C’est le film dont je suis le plus fier, et dont j’ai le plus honte aussi, car je fais tout ce qui est interdit : je grille les feux rouges, les stops… C’est la métaphore parfaite du temps qui passe. Et avec Alzheimer, tout se mélange pour le personnage, passé présent futur. C’est aussi l’idée de la vitesse, c’est essentiel pour Jean-Louis qui a été coureur automobile.

La vitesse c’est quelque chose de très important dans ma vie. Les gens qui traînent foutent toute leur vie en l’air. Pour ma part, je commence à me rapprocher de la ligne d’arrivée, il me reste très peu de films à faire.

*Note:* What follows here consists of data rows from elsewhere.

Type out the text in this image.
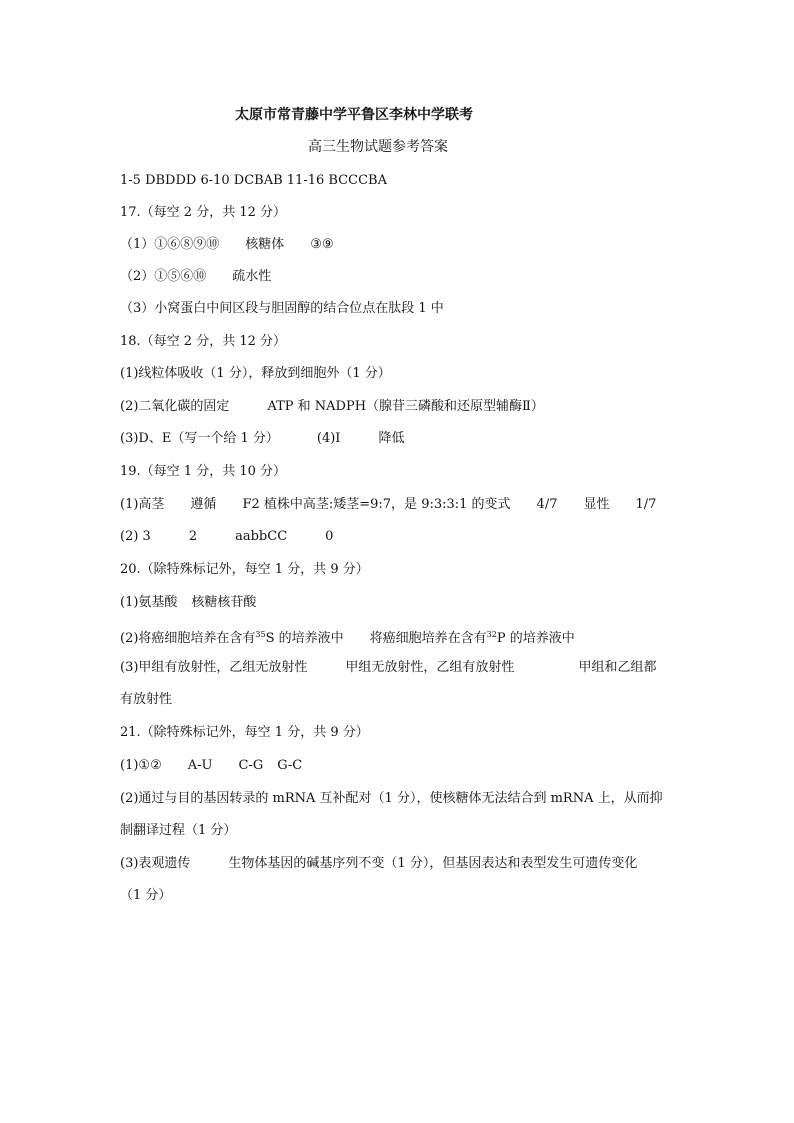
太原市常青藤中学平鲁区李林中学联考
高三生物试题参考答案
1-5 DBDDD 6-10 DCBAB 11-16 BCCCBA
17.（每空 2 分，共 12 分）
（1）①⑥⑧⑨⑩ 核糖体 ③⑨
（2）①⑤⑥⑩ 疏水性
（3）小窝蛋白中间区段与胆固醇的结合位点在肽段 1 中
18.（每空 2 分，共 12 分）
(1)线粒体吸收（1 分），释放到细胞外（1 分）
(2)二氧化碳的固定	ATP 和 NADPH（腺苷三磷酸和还原型辅酶Ⅱ）
(3)D、E（写一个给 1 分）	(4)Ⅰ	降低
19.（每空 1 分，共 10 分）
(1)高茎 遵循 F2 植株中高茎:矮茎=9:7，是 9:3:3:1 的变式 4/7 显性 1/7
(2) 3	2	aabbCC	0
20.（除特殊标记外，每空 1 分，共 9 分）
(1)氨基酸 核糖核苷酸
(2)将癌细胞培养在含有$^{35}$S 的培养液中 将癌细胞培养在含有$^{32}$P 的培养液中
(3)甲组有放射性，乙组无放射性	甲组无放射性，乙组有放射性	甲组和乙组都
有放射性
21.（除特殊标记外，每空 1 分，共 9 分）
(1)①② A-U C-G G-C
(2)通过与目的基因转录的 mRNA 互补配对（1 分），使核糖体无法结合到 mRNA 上，从而抑
制翻译过程（1 分）
(3)表观遗传	生物体基因的碱基序列不变（1 分），但基因表达和表型发生可遗传变化
（1 分）
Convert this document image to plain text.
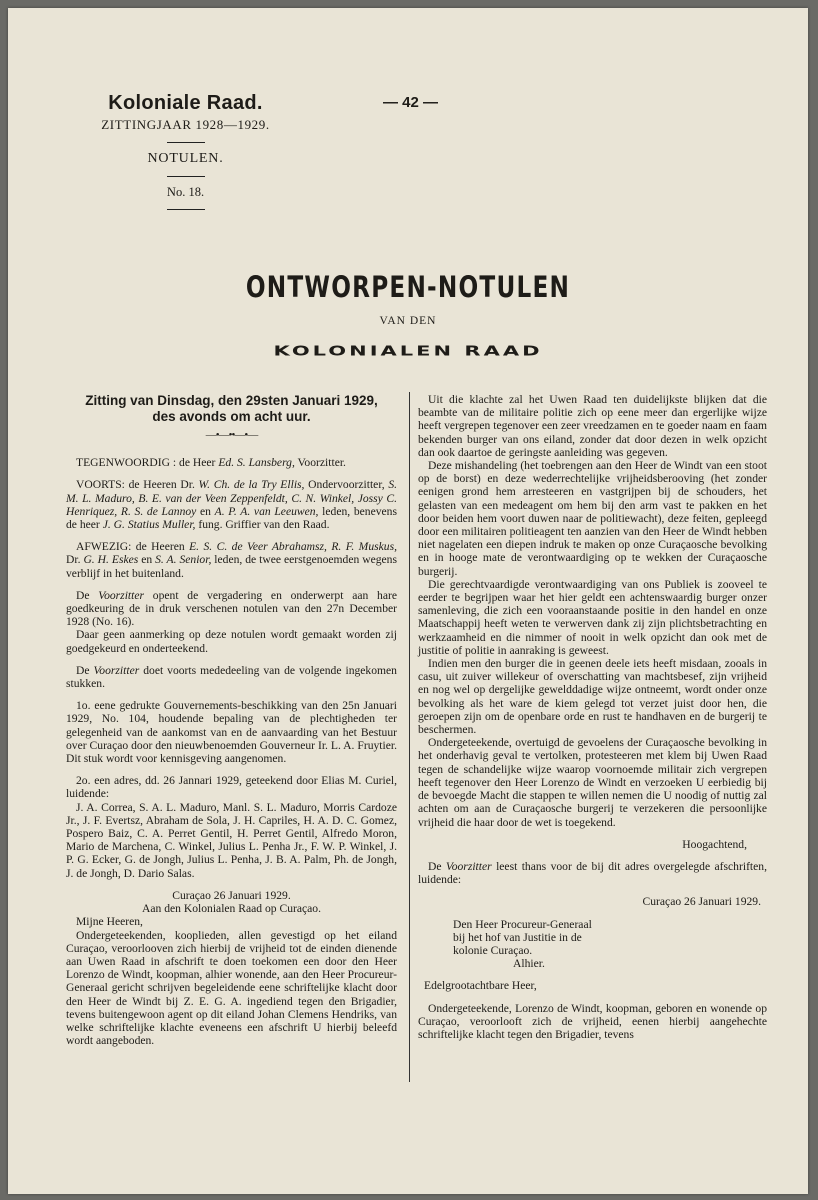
Koloniale Raad.
ZITTINGJAAR 1928—1929.
NOTULEN.
No. 18.
— 42 —
ONTWORPEN-NOTULEN
VAN DEN
KOLONIALEN RAAD
Zitting van Dinsdag, den 29sten Januari 1929,
des avonds om acht uur.
—•—••—•—

TEGENWOORDIG : de Heer Ed. S. Lansberg, Voorzitter.

VOORTS: de Heeren Dr. W. Ch. de la Try Ellis, Ondervoorzitter, S. M. L. Maduro, B. E. van der Veen Zeppenfeldt, C. N. Winkel, Jossy C. Henriquez, R. S. de Lannoy en A. P. A. van Leeuwen, leden, benevens de heer J. G. Statius Muller, fung. Griffier van den Raad.

AFWEZIG: de Heeren E. S. C. de Veer Abrahamsz, R. F. Muskus, Dr. G. H. Eskes en S. A. Senior, leden, de twee eerstgenoemden wegens verblijf in het buitenland.

De Voorzitter opent de vergadering en onderwerpt aan hare goedkeuring de in druk verschenen notulen van den 27n December 1928 (No. 16).

Daar geen aanmerking op deze notulen wordt gemaakt worden zij goedgekeurd en onderteekend.

De Voorzitter doet voorts mededeeling van de volgende ingekomen stukken.

1o. eene gedrukte Gouvernements-beschikking van den 25n Januari 1929, No. 104, houdende bepaling van de plechtigheden ter gelegenheid van de aankomst van en de aanvaarding van het Bestuur over Curaçao door den nieuwbenoemden Gouverneur Ir. L. A. Fruytier. Dit stuk wordt voor kennisgeving aangenomen.

2o. een adres, dd. 26 Jannari 1929, geteekend door Elias M. Curiel, luidende:

J. A. Correa, S. A. L. Maduro, Manl. S. L. Maduro, Morris Cardoze Jr., J. F. Evertsz, Abraham de Sola, J. H. Capriles, H. A. D. C. Gomez, Pospero Baiz, C. A. Perret Gentil, H. Perret Gentil, Alfredo Moron, Mario de Marchena, C. Winkel, Julius L. Penha Jr., F. W. P. Winkel, J. P. G. Ecker, G. de Jongh, Julius L. Penha, J. B. A. Palm, Ph. de Jongh, J. de Jongh, D. Dario Salas.

Curaçao 26 Januari 1929.

Aan den Kolonialen Raad op Curaçao.

Mijne Heeren,

Ondergeteekenden, kooplieden, allen gevestigd op het eiland Curaçao, veroorlooven zich hierbij de vrijheid tot de einden dienende aan Uwen Raad in afschrift te doen toekomen een door den Heer Lorenzo de Windt, koopman, alhier wonende, aan den Heer Procureur-Generaal gericht schrijven begeleidende eene schriftelijke klacht door den Heer de Windt bij Z. E. G. A. ingediend tegen den Brigadier, tevens buitengewoon agent op dit eiland Johan Clemens Hendriks, van welke schriftelijke klachte eveneens een afschrift U hierbij beleefd wordt aangeboden.

Uit die klachte zal het Uwen Raad ten duidelijkste blijken dat die beambte van de militaire politie zich op eene meer dan ergerlijke wijze heeft vergrepen tegenover een zeer vreedzamen en te goeder naam en faam bekenden burger van ons eiland, zonder dat door dezen in welk opzicht dan ook daartoe de geringste aanleiding was gegeven.

Deze mishandeling (het toebrengen aan den Heer de Windt van een stoot op de borst) en deze wederrechtelijke vrijheidsberooving (het zonder eenigen grond hem arresteeren en vastgrijpen bij de schouders, het gelasten van een medeagent om hem bij den arm vast te pakken en het door beiden hem voort duwen naar de politiewacht), deze feiten, gepleegd door een militairen politieagent ten aanzien van den Heer de Windt hebben niet nagelaten een diepen indruk te maken op onze Curaçaosche bevolking en in hooge mate de verontwaardiging op te wekken der Curaçaosche burgerij.

Die gerechtvaardigde verontwaardiging van ons Publiek is zooveel te eerder te begrijpen waar het hier geldt een achtenswaardig burger onzer samenleving, die zich een vooraanstaande positie in den handel en onze Maatschappij heeft weten te verwerven dank zij zijn plichtsbetrachting en werkzaamheid en die nimmer of nooit in welk opzicht dan ook met de justitie of politie in aanraking is geweest.

Indien men den burger die in geenen deele iets heeft misdaan, zooals in casu, uit zuiver willekeur of overschatting van machtsbesef, zijn vrijheid en nog wel op dergelijke gewelddadige wijze ontneemt, wordt onder onze bevolking als het ware de kiem gelegd tot verzet juist door hen, die geroepen zijn om de openbare orde en rust te handhaven en de burgerij te beschermen.

Ondergeteekende, overtuigd de gevoelens der Curaçaosche bevolking in het onderhavig geval te vertolken, protesteeren met klem bij Uwen Raad tegen de schandelijke wijze waarop voornoemde militair zich vergrepen heeft tegenover den Heer Lorenzo de Windt en verzoeken U eerbiedig bij de bevoegde Macht die stappen te willen nemen die U noodig of nuttig zal achten om aan de Curaçaosche burgerij te verzekeren die persoonlijke vrijheid die haar door de wet is toegekend.

Hoogachtend,

De Voorzitter leest thans voor de bij dit adres overgelegde afschriften, luidende:

Curaçao 26 Januari 1929.

Den Heer Procureur-Generaal

bij het hof van Justitie in de

kolonie Curaçao.

Alhier.

Edelgrootachtbare Heer,

Ondergeteekende, Lorenzo de Windt, koopman, geboren en wonende op Curaçao, veroorlooft zich de vrijheid, eenen hierbij aangehechte schriftelijke klacht tegen den Brigadier, tevens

En en même temps, j’ai une boulimie de cinéma que je n’ai jamais eue.

Quels sont vos projets ?

Je suis en train de terminer un film que j’ai tourné avec des amateurs et des comédiens professionnels. Je les ai réunis à Beaune (Côte-d’Or) pour une journée de fête autour des vendanges, c’est un clin d’œil à Jour de fête de Tati.

Je voulais faire quelque chose d’expérimental, et je l’ai entièrement tourné au téléphone portable. J’ai retrouvé mes 20 ans ! Ce film m’a été inspiré après le vol de mes affaires. J’étais parti à la montagne travailler et au retour on m’a tout volé dans la voiture : des carnets avec toutes les notes que j’avais écrites depuis soixante ans, un scénario, un ordinateur. Je me suis dit : il faut que je réinvente ma vie, et c’est comme ça que j’ai fait ces deux films, Les plus belles années d’une vie et La vertu de l’impondérable, lequel sortira à la fin de l’année.